Working with metallic paints can be tricky and requires a lot of practice to become familiar with the products and their various application methods. It is possible, however, to apply an attractive metallic finish with practice. While the results will vary, depending on your skill level and the individual project, it helps to acquire some tips for using metallic spray paints to make the learning process a positive experience.
While it is not always convenient, it is best to work in a controlled environment where you can control weather conditions as well as provide a clean, stable area to work. Aerosol cans work better in temperatures 21.1 degrees Celsius and higher with less than 50 per cent humidity in the air. Colder temperatures hinder drying times, and high humidity causes streaks and discolouration in the paint finish. Protect nearby areas with dust sheets and avoid working in windy conditions, which causes excessive over spray in areas and may possibly blow debris onto your paint coats. Wear protective clothing, dust masks and goggles.
The quality of your project depends much on the amount of surface prep you do. Clean your project with a mild household detergent to remove dirt and grime. To avoid contaminating the surface with oils from your skin, limit how much you handle the item. If possible, build a hands-free setting on which the object rotates on a shelf or is posted on a sturdy stick or rod. Create a porous surface that bonds with the metallic paints properly by sanding the object with sandpaper. Apply a coat of primer suited for the material you plan to paint (i.e. wood, plastic or metal primer).

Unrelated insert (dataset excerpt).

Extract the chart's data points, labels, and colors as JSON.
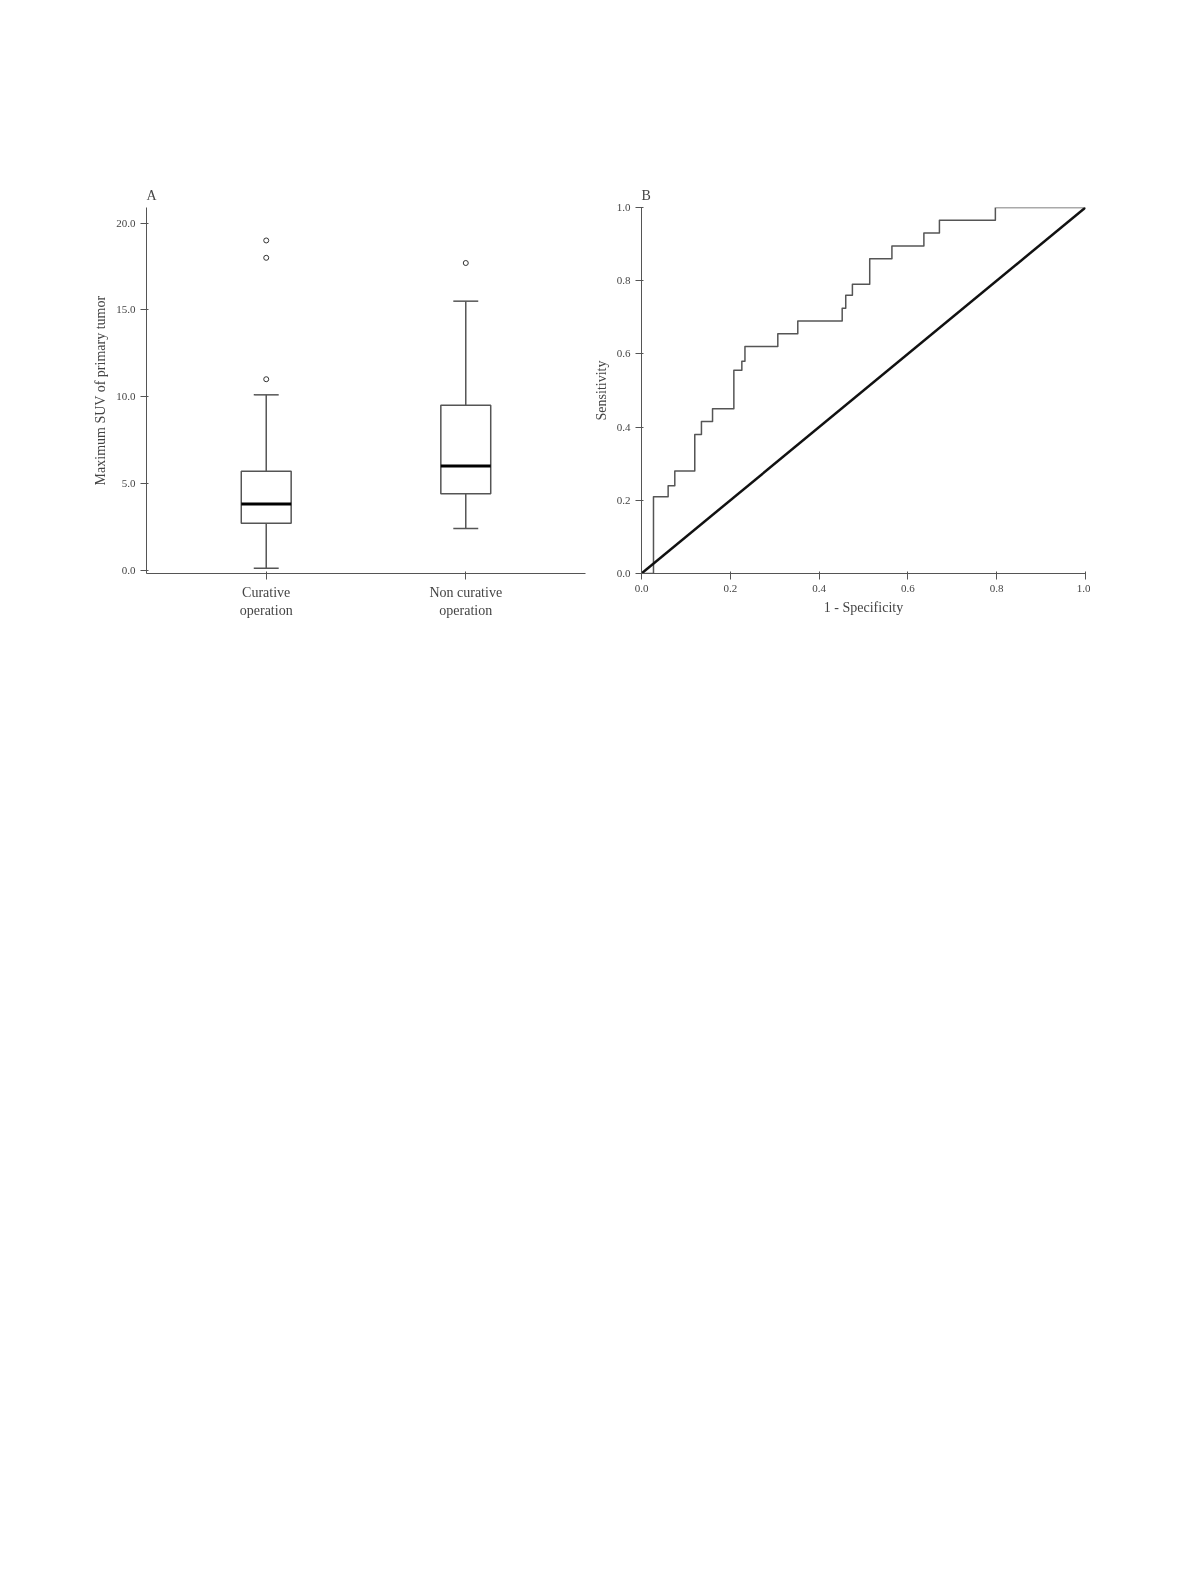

Always follow the manufacturer's directions on the spray paint before using. Shake the spray can vigorously for at least two minutes before spraying and again for one minute for every 10 minutes of use. Hold the spray can or gun at least 12 inches away from the item you plan to paint. Test the flow of the spray paint by first spraying on a scrap piece of material. Test the colour fastness and compatibility of the paints and your project by spraying the paint onto an inconspicuous spot. If the paint adheres properly to the paint surface, it is fine to proceed.

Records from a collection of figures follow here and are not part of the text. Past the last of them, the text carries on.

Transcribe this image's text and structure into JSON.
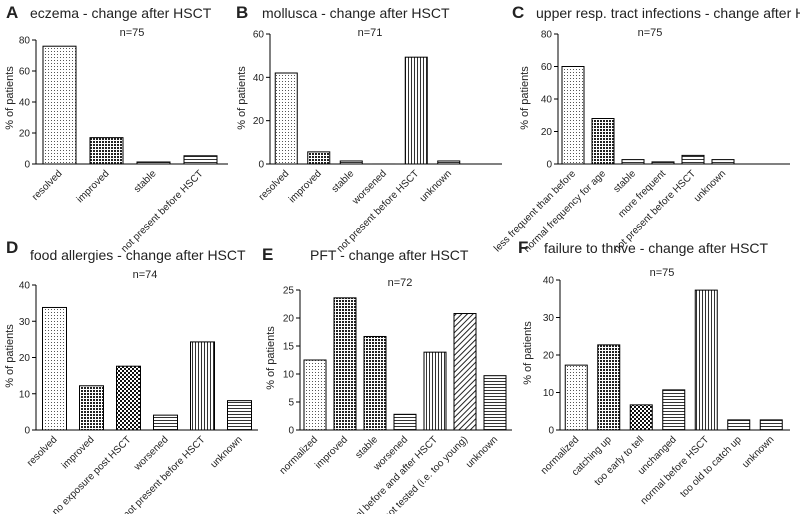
{
  "panels": [
    {
      "letter": "A",
      "chart_data": {
        "type": "bar",
        "title": "eczema - change after HSCT",
        "subtitle": "n=75",
        "ylabel": "% of patients",
        "xlabel": "",
        "ylim": [
          0,
          80
        ],
        "yticks": [
          0,
          20,
          40,
          60,
          80
        ],
        "categories": [
          "resolved",
          "improved",
          "stable",
          "not present before HSCT"
        ],
        "values": [
          76,
          17,
          1.3,
          5.3
        ],
        "patterns": [
          "dots",
          "cross",
          "hlines",
          "hlines"
        ],
        "grid": false
      }
    },
    {
      "letter": "B",
      "chart_data": {
        "type": "bar",
        "title": "mollusca - change after HSCT",
        "subtitle": "n=71",
        "ylabel": "% of patients",
        "xlabel": "",
        "ylim": [
          0,
          60
        ],
        "yticks": [
          0,
          20,
          40,
          60
        ],
        "categories": [
          "resolved",
          "improved",
          "stable",
          "worsened",
          "not present before HSCT",
          "unknown"
        ],
        "values": [
          42,
          5.6,
          1.4,
          0,
          49.3,
          1.4
        ],
        "patterns": [
          "dots",
          "cross",
          "hlines",
          "hlines",
          "vlines",
          "hlines"
        ],
        "grid": false
      }
    },
    {
      "letter": "C",
      "chart_data": {
        "type": "bar",
        "title": "upper resp. tract infections - change after HSCT",
        "subtitle": "n=75",
        "ylabel": "% of patients",
        "xlabel": "",
        "ylim": [
          0,
          80
        ],
        "yticks": [
          0,
          20,
          40,
          60,
          80
        ],
        "categories": [
          "less frequent than before",
          "normal frequency for age",
          "stable",
          "more frequent",
          "not present before HSCT",
          "unknown"
        ],
        "values": [
          60,
          28,
          2.7,
          1.3,
          5.3,
          2.7
        ],
        "patterns": [
          "dots",
          "cross",
          "hlines",
          "hlines",
          "hlines",
          "hlines"
        ],
        "grid": false
      }
    },
    {
      "letter": "D",
      "chart_data": {
        "type": "bar",
        "title": "food allergies - change after HSCT",
        "subtitle": "n=74",
        "ylabel": "% of patients",
        "xlabel": "",
        "ylim": [
          0,
          40
        ],
        "yticks": [
          0,
          10,
          20,
          30,
          40
        ],
        "categories": [
          "resolved",
          "improved",
          "no exposure post HSCT",
          "worsened",
          "not present before HSCT",
          "unknown"
        ],
        "values": [
          33.8,
          12.2,
          17.6,
          4.1,
          24.3,
          8.1
        ],
        "patterns": [
          "dots",
          "cross",
          "checker",
          "hlines",
          "vlines",
          "hlines"
        ],
        "grid": false
      }
    },
    {
      "letter": "E",
      "chart_data": {
        "type": "bar",
        "title": "PFT - change after HSCT",
        "subtitle": "n=72",
        "ylabel": "% of patients",
        "xlabel": "",
        "ylim": [
          0,
          25
        ],
        "yticks": [
          0,
          5,
          10,
          15,
          20,
          25
        ],
        "categories": [
          "normalized",
          "improved",
          "stable",
          "worsened",
          "normal before and after HSCT",
          "not tested (i.e. too young)",
          "unknown"
        ],
        "values": [
          12.5,
          23.6,
          16.7,
          2.8,
          13.9,
          20.8,
          9.7
        ],
        "patterns": [
          "dots",
          "cross",
          "cross",
          "hlines",
          "vlines",
          "diag",
          "hlines"
        ],
        "grid": false
      }
    },
    {
      "letter": "F",
      "chart_data": {
        "type": "bar",
        "title": "failure to thrive - change after HSCT",
        "subtitle": "n=75",
        "ylabel": "% of patients",
        "xlabel": "",
        "ylim": [
          0,
          40
        ],
        "yticks": [
          0,
          10,
          20,
          30,
          40
        ],
        "categories": [
          "normalized",
          "catching up",
          "too early to tell",
          "unchanged",
          "normal before HSCT",
          "too old to catch up",
          "unknown"
        ],
        "values": [
          17.3,
          22.7,
          6.7,
          10.7,
          37.3,
          2.7,
          2.7
        ],
        "patterns": [
          "dots",
          "cross",
          "checker",
          "hlines",
          "vlines",
          "hlines",
          "hlines"
        ],
        "grid": false
      }
    }
  ],
  "colors": {
    "bar_stroke": "#000000",
    "pattern_ink": "#333333",
    "background": "#ffffff",
    "text": "#222222"
  }
}
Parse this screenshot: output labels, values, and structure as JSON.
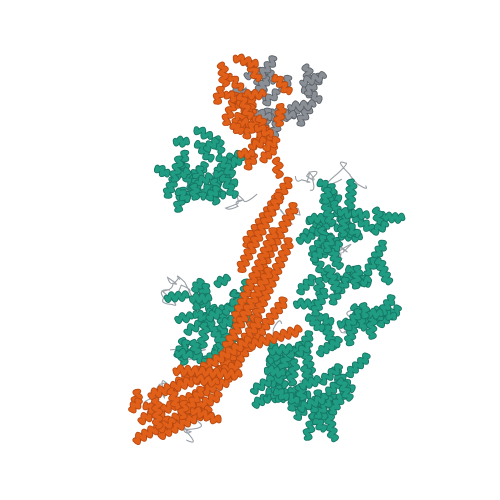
{
  "image": {
    "kind": "protein-structure-cartoon",
    "background": "#ffffff",
    "colors": {
      "orange_chain": "#e0601a",
      "orange_dark": "#b8480f",
      "teal_chain": "#1f9c82",
      "teal_dark": "#157564",
      "grey_chain": "#8a8f96",
      "grey_dark": "#5c6168",
      "coil": "#9aa0a6"
    }
  }
}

When spraying metallic paints, it is better to spray with overlapping light sweeps instead of one heavy coat. Begin by spraying off the project and across the surface of the material in one long swipe for a smooth coat. It is important to note that no amount of polyurethane will even out or conceal minor defects. If you make a mistake, allow the project to dry, sand the paint layer off and begin again.
Protective Top Coat
Not all metallic paints withstand exterior weather conditions, so protect the surface with a protective topcoat; however, the topcoat may diminish the metallic appearance and create a dull finish. Experiment with polyurethane or lacquer sealers on scrap material to find the right product for your finishing needs.